When using a mouse it is possible to overshoot when moving towards a button, but if the button is at the edge of the display and the mouse is not capable of moving past that edge, then overshoot is impossible in that direction. Corners are even better because overshoot is impossible in two directions, hence the choice of the lower left corner for the 'Start' button in Windows.

With a touchscreen there is no on-screen cursor that has to be moved from its current location, which could be anywhere on the screen. Instead the user's finger is moving from somewhere above the screen down onto the desired button.

The edges still make attractive targets. If the button is at the bottom of the screen, then the user may touch the raised edge of the screen's housing and this ensures that the finger does not accidentally slide as the button is pressed.

When pressing buttons on the bottom of the screen the users hand will obscure a minimum of the display. On the other hand, buttons at the top can cause a lot of the display to be covered by the user's hand and arm, so the bottom edge is a more attractive home for buttons.

Similarly buttons on the right hand edge will not cause the users line of sight to be blocked as much as buttons on the left. This assumes a right handed user. While I would not advocate a design which heavily discriminates against left handed users, if your options are buttons on the left or buttons on the right, then it is sensible to go with the design choice that favors the majority.

It is sometimes visually more pleasing to keep the buttons a few pixels away from the edge of the display. Much of the benefit of placing the button near the edge is lost if it is possible for the user to place their finger up against the raised edge and effectively touch in between the button and the last pixel in the display.

You may think that the user's finger would be too large to cause a touch event in the last couple of pixels, but remember that there could be calibration errors which mean that the effective touch position is a few pixels away from the center of the finger. Alternatively a stylus may be used which would allow a touch event in that hard to reach edge of the display.

One nice compromise is available if the touch sensitive area of the button is greater than its visible area. It is then possible to display the button a couple of pixels from the edge of the display, but close enough that the touch sensitive area extends to the edge as seen in Figure 4 below.

For the mechanical design it is important that the raised edge is not so far from the display that there is a 'dead', non-touch sensitive, area between the display and the raised edge. For resistive touchscreens, this may be tricky to get right.
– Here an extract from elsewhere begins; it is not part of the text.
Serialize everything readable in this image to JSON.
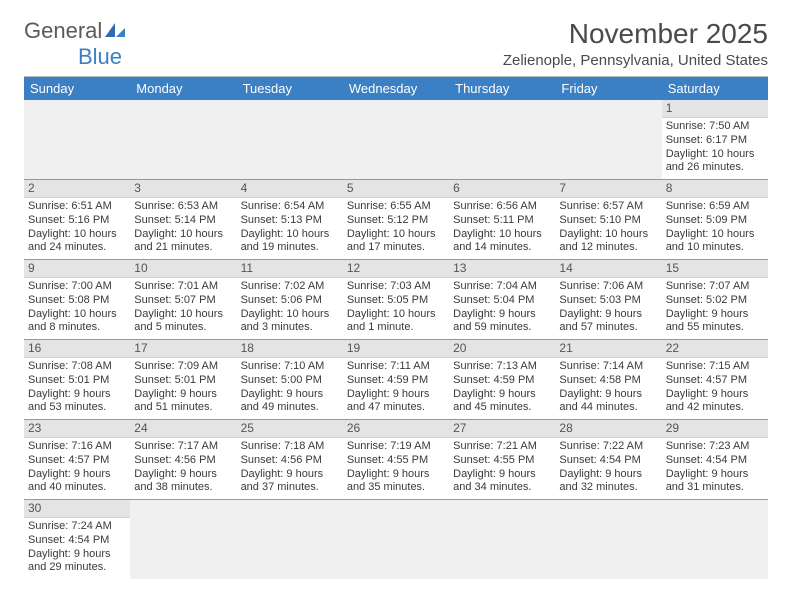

If the frame is actually touching the touchscreen then it is effectively generating touch events all around the edge of the touchscreen. This might not be noticeable at first, but pressure on the frame may vary with use, generating phantom touch events.

Over the edge
One anomaly of converting an analog touch signal into a location on screen is that it is possible to touch a position which is then converted to a pixel location which is not on the screen.

For example assume that a horizontal error is adding three pixels to every x location. If I have a screen of 1024x1024 pixels and I physically touch on location 1023, 100, then the software will detect that as location 1026, 100.

When I search my list of on-screen objects to find which one is activated, my software must tolerate a location such as this which is off the display. For similar reasons, a negative x or y value must be tolerated.

Consider an example where the touch sensitive area of a button stops at the edge of the display, at pixel 1023 (we will index the 1024 pixels from 0 to 1023). The touch event at 1026, 100 is beyond 1023 and therefore it is a miss.

It is most likely that the user was trying to touch the button that is place up against the edge of the display. Truncating the out-of-range position to the nearest edge would resolve this. So position 1026, 100 should be truncated to 1023, 100 before attempting to locate the touched object.

Be aware that some types of resistive touch screen are subject to non-linear characteristics and the non-linearity is most pronounced near the edges of the screen.

So you may place all the buttons near the edge to make them easier to touch, but then finding your biggest touch location errors are near the edges as well. So it is important to evaluate whether your touch panel suffers from this type of non-linearity.